I read a great blog the other day about learning to love yourself. It wasn’t one like you’d expect – full of positive affirmations about convincing yourself that you really do like yourself despite everything your brain has always told you. The most reasonable point was simply this: self-loathing takes way more energy than self-acceptance.
On top of all the self-hate I’ve inflicted on myself for most of my life, I also have an uncanny ability to fantasize about the worst possible outcome of an event or an action – to a point that I become angry, or completely disinterested in trying. Maybe it’s my evil superpower.
But through the wonderful process that is therapy, and that other magical thing that is simply known as growing up, I at least have the ability to reflect on past mistakes and realize how silly they were.
So today, when Ryan commented that it was obvious that my Wii workouts were having an effect — intended as compliment, as always — I went to a familiar place in my head. That place of self-consciousness, and worry. Thoughts that I need to lose weight to feel good and be loved – like some magical transformation will occur in my mind, and in the minds of others.
Luckily, I caught myself.
I took a second to reflect. I thought about all the other times in my life when I struggled with my weight. When I simply couldn’t stand the sight of myself and when I couldn’t understand how anyone could really love me. And then I thought about times after that, when I was heavier, and I couldn’t believe that I didn’t like myself then, before when I was so much “better.”
It sounds ridiculous.

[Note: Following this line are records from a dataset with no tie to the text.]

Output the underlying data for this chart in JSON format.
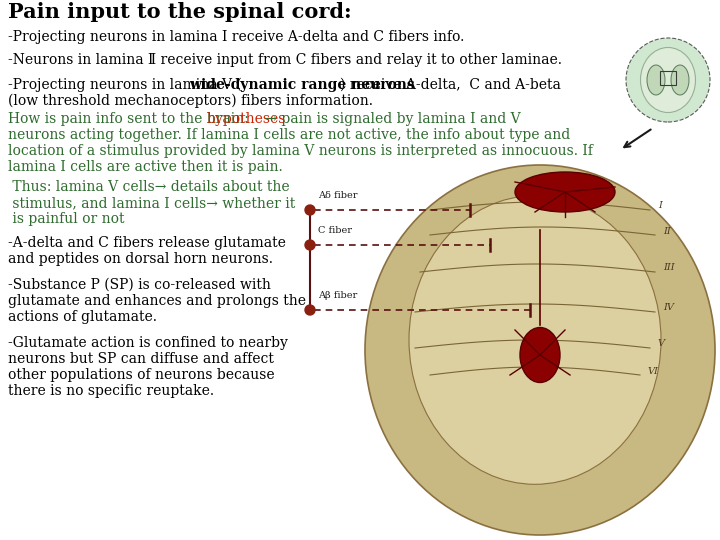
{
  "title": "Pain input to the spinal cord:",
  "bg": "#ffffff",
  "title_fontsize": 15,
  "body_fontsize": 10,
  "green_color": "#2e6b2e",
  "red_color": "#cc2200",
  "black_color": "#000000",
  "line1": "-Projecting neurons in lamina I receive A-delta and C fibers info.",
  "line2": "-Neurons in lamina Ⅱ receive input from C fibers and relay it to other laminae.",
  "line3a": "-Projecting neurons in lamina V (",
  "line3b": "wide-dynamic range neurons",
  "line3c": ") receive A-delta,  C and A-beta",
  "line3d": "(low threshold mechanoceptors) fibers information.",
  "green_block1": [
    [
      "green",
      "How is pain info sent to the brain: "
    ],
    [
      "red",
      "hypotheses"
    ],
    [
      "green",
      " → pain is signaled by lamina I and V"
    ]
  ],
  "green_block2": [
    "neurons acting together. If lamina I cells are not active, the info about type and",
    "location of a stimulus provided by lamina V neurons is interpreted as innocuous. If",
    "lamina I cells are active then it is pain."
  ],
  "green_block3": [
    " Thus: lamina V cells→ details about the",
    " stimulus, and lamina I cells→ whether it",
    " is painful or not"
  ],
  "black_block1": [
    "-A-delta and C fibers release glutamate",
    "and peptides on dorsal horn neurons."
  ],
  "black_block2": [
    "-Substance P (SP) is co-released with",
    "glutamate and enhances and prolongs the",
    "actions of glutamate."
  ],
  "black_block3": [
    "-Glutamate action is confined to nearby",
    "neurons but SP can diffuse and affect",
    "other populations of neurons because",
    "there is no specific reuptake."
  ],
  "diagram": {
    "spine_color": "#c8b882",
    "spine_edge": "#8b7040",
    "red_neuron": "#8b0000",
    "fiber_color": "#5a1010",
    "laminae_color": "#7a6535",
    "mini_color": "#b8d4a8"
  }
}
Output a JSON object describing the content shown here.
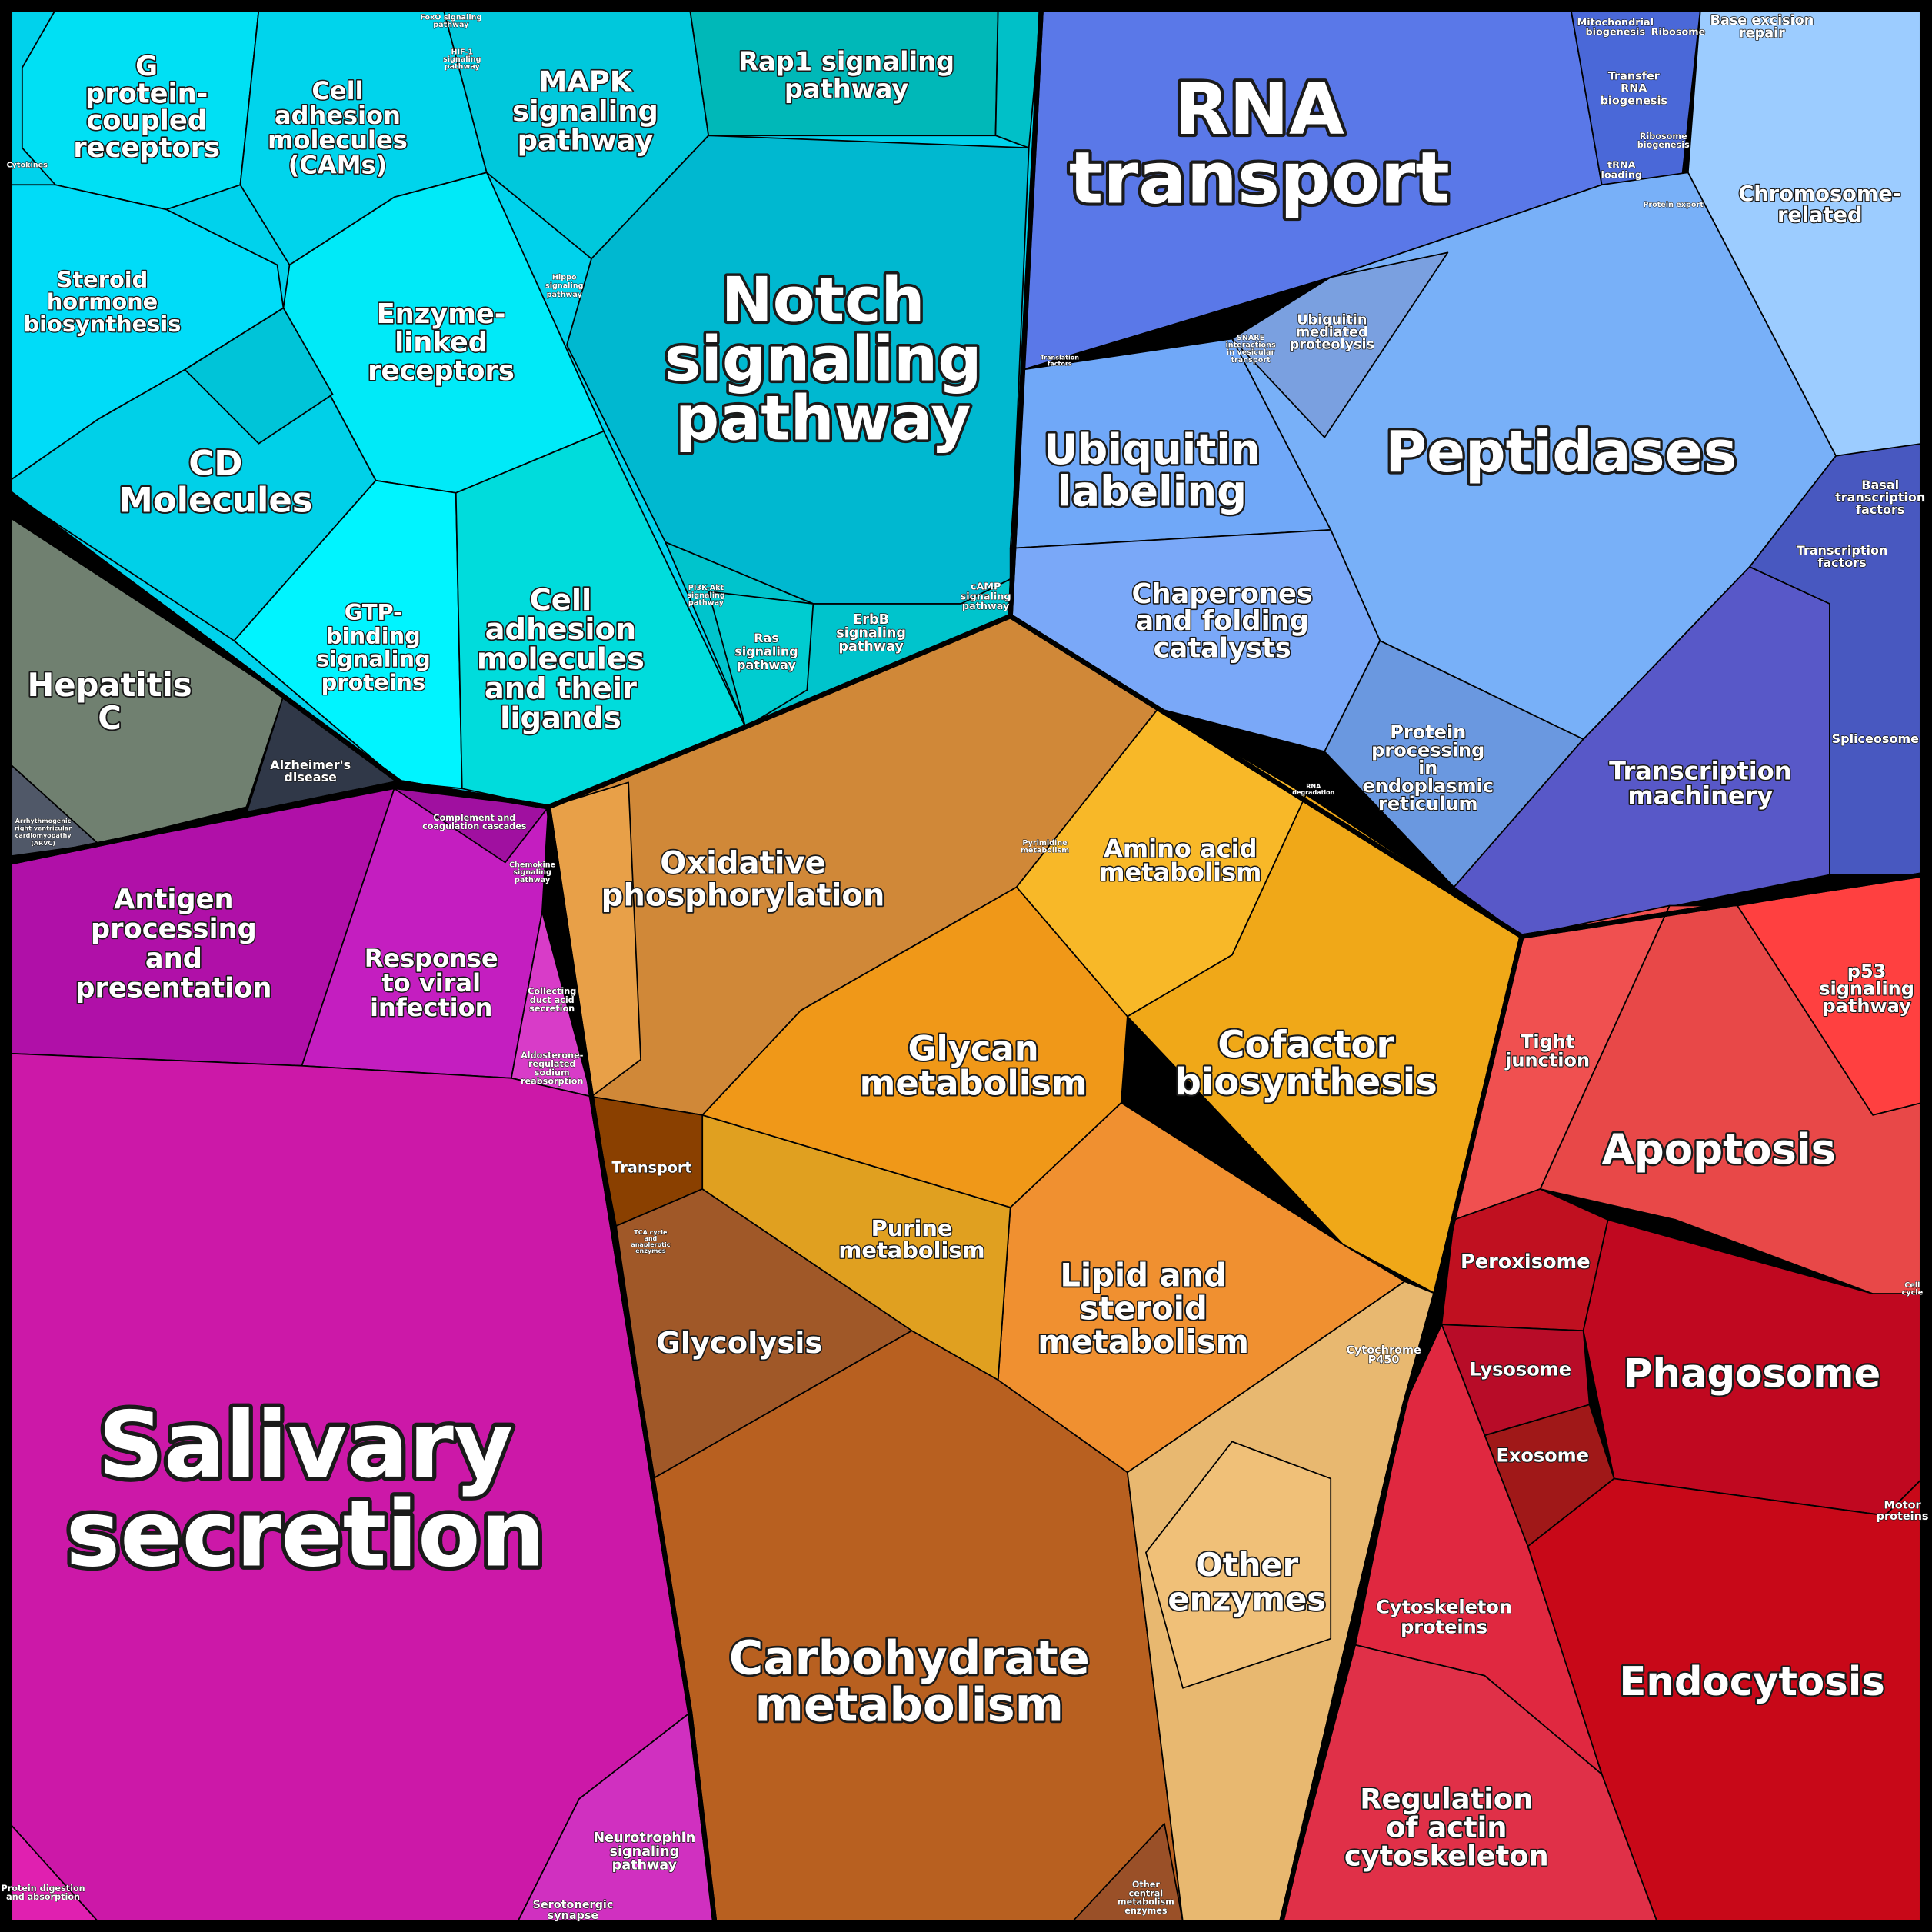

I get how absolutely ridiculous it is. It is just a long, hard process to really understand it and be able to move on.
I can blame all my messed-up emotions on a disgustingly distorted media presence, or a complicated relationship with food and dieting for most of my childhood. But while I have yet to rid myself of all those things that make me angry, I can at least realize that blaming other factors is just as consuming, and just as useless as hating myself.
So I am trying to make myself “better” physically. Because despite reasonable and convincing arguments to the contrary, I feel better when I am thinner. I like clothes better, I feel more confident, and all the exercising and food choices required for any weight loss do, indeed, make me healthier.
But on this long road of self-acceptance, I feel the need to applaud myself for stopping to pause, and to think. And for giving myself a break every once and a while.